Matching an application's performance, power, memory and interface requirements to a specific embedded processor can be a daunting task for designers since similar systems can vary significantly. Although ARM® processors are available in a dozen variations, system designers seldom find a "perfect fit".
In this article, various standard interfaces are highlighted along with suggestions on how they may differ among embedded chip vendors. Understanding the basic interfaces can help designers prioritize which ones should be on-chip. However, while standard interfaces serve a valuable purpose, there is also an additional need for on-chip interfaces to be customized to provide additional on-chip resources. The article describes two of these peripheral blocks.
The universal serial bus (USB) interface was initially developed to connect personal computers to peripherals. Over time it has become popular for industrial and infrastructure applications. Human interface devices (HIDs), such as keyboards, mice and oscilloscopes, typically employ the USB interface meaning it must be supported by the system's embedded processor. The most effective way to accomplish this is with an on-chip peripheral.
In addition to HIDs, two other device classes can be utilized in industrial and infrastructure applications. USB communication device class (CDC) was designed for modems and faxes but also supports simple networking by providing an interface for transmitting Ethernet packets. Similarly, USB mass storage device (MSD) targets hard disk drives and other storage media.
The USB 2.0 specification requires the host to initiate all inbound and outbound transfers. The specification also defines three basic devices: host controllers, hubs, and peripherals.
USB 2.0's physical interconnect is a tieredstar topology with a hub at the center of each star. Each wire segment is a point-to-point connection between the host and a hub or function, or a hub connected to another hub or function.
The addressing scheme used for devices in a USB 2.0 system allows for up to 127 devices to be connected to a single host.

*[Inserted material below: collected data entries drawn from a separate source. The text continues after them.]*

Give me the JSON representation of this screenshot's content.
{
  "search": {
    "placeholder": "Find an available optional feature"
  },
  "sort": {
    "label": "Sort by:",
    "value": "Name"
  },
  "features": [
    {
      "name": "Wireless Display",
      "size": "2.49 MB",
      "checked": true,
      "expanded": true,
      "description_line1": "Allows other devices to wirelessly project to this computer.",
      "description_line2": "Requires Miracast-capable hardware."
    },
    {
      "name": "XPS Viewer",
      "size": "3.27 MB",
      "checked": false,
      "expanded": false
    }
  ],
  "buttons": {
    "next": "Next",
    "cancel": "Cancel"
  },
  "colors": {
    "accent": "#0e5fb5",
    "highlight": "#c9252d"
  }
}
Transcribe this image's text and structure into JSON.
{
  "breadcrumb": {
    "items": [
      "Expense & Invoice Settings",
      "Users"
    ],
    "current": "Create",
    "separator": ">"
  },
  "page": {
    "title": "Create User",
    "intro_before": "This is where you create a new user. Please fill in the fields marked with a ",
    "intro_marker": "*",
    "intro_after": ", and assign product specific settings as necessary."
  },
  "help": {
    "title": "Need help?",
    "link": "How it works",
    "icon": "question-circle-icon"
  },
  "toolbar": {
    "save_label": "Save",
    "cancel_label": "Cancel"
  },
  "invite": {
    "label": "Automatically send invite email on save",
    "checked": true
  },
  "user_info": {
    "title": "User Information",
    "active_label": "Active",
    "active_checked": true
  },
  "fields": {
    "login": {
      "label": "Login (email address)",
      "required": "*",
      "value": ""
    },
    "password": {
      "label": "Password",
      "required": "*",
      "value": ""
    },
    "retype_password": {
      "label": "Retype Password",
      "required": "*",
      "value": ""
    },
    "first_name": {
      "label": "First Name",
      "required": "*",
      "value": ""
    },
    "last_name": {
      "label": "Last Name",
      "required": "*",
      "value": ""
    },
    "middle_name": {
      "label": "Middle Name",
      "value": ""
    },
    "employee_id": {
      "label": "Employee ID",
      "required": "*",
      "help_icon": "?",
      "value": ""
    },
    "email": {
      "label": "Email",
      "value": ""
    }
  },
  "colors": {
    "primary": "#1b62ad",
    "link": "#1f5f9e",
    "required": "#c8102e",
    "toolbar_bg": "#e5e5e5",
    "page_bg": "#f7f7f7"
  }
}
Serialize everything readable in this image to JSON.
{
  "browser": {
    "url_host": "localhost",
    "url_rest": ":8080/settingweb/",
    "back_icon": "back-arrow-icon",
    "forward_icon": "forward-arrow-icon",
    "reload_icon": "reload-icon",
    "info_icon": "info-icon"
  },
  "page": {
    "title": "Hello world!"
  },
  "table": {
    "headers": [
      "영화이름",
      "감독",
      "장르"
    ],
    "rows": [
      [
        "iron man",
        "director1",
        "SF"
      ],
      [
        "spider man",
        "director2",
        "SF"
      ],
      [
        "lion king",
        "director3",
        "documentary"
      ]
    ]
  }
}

These 127 devices can be any combination of hubs or peripherals. A compound or composite device will account for two or more of these 127 devices.
Although USB 2.0 is likely the first choice in industrial and many infrastructure applications, USB On-the-Go (OTG) is deployed when peripheral devices need to communicate with each other without any involvement from the host. To accommodate peer-to-peer communication, USB OTG introduced a new class of devices containing limited host capabilities for two peripherals to share data.
The OTG supplement defines a new handshake called the host negotiation protocol (HNP). Using HNP, a device connected as a default peripheral can request that it become the host. This allows the existing USB 2.0 host-device paradigm to provide peer-to-peer communication. A session request protocol (SRP) is also defined.
USB's popularity and status as a solid standard makes it possible for embedded processor vendors to offer software libraries that target specific USB functionality and therefore significantly trim development time. Instead of writing their own code to implement the interface, system designers simply make a function call.
The libraries should be certified as having passed USB device and embedded host compliance testing conducted by the USB Implementers Forum. Some vendors, such as Texas Instruments (TI), offer extensive USB libraries for their embedded processors.
In 2007, the USB 3.0 Promoter Group was formed to create a faster USB variant that will be backward compatible with previous USB standards but deliver 10 times the data of USB 2.0. USB 3.0 uses a new signaling scheme. Backward compatibility is maintained by keeping the USB 2.0 two-wire interface. Although this faster version is in the early stages of deployment, USB 2.0 will likely remain the most popular USB variant for several years with three speed options high-speed (480 Mbps), low-speed (1.5 Mbps) and full-speed (12 Mbps).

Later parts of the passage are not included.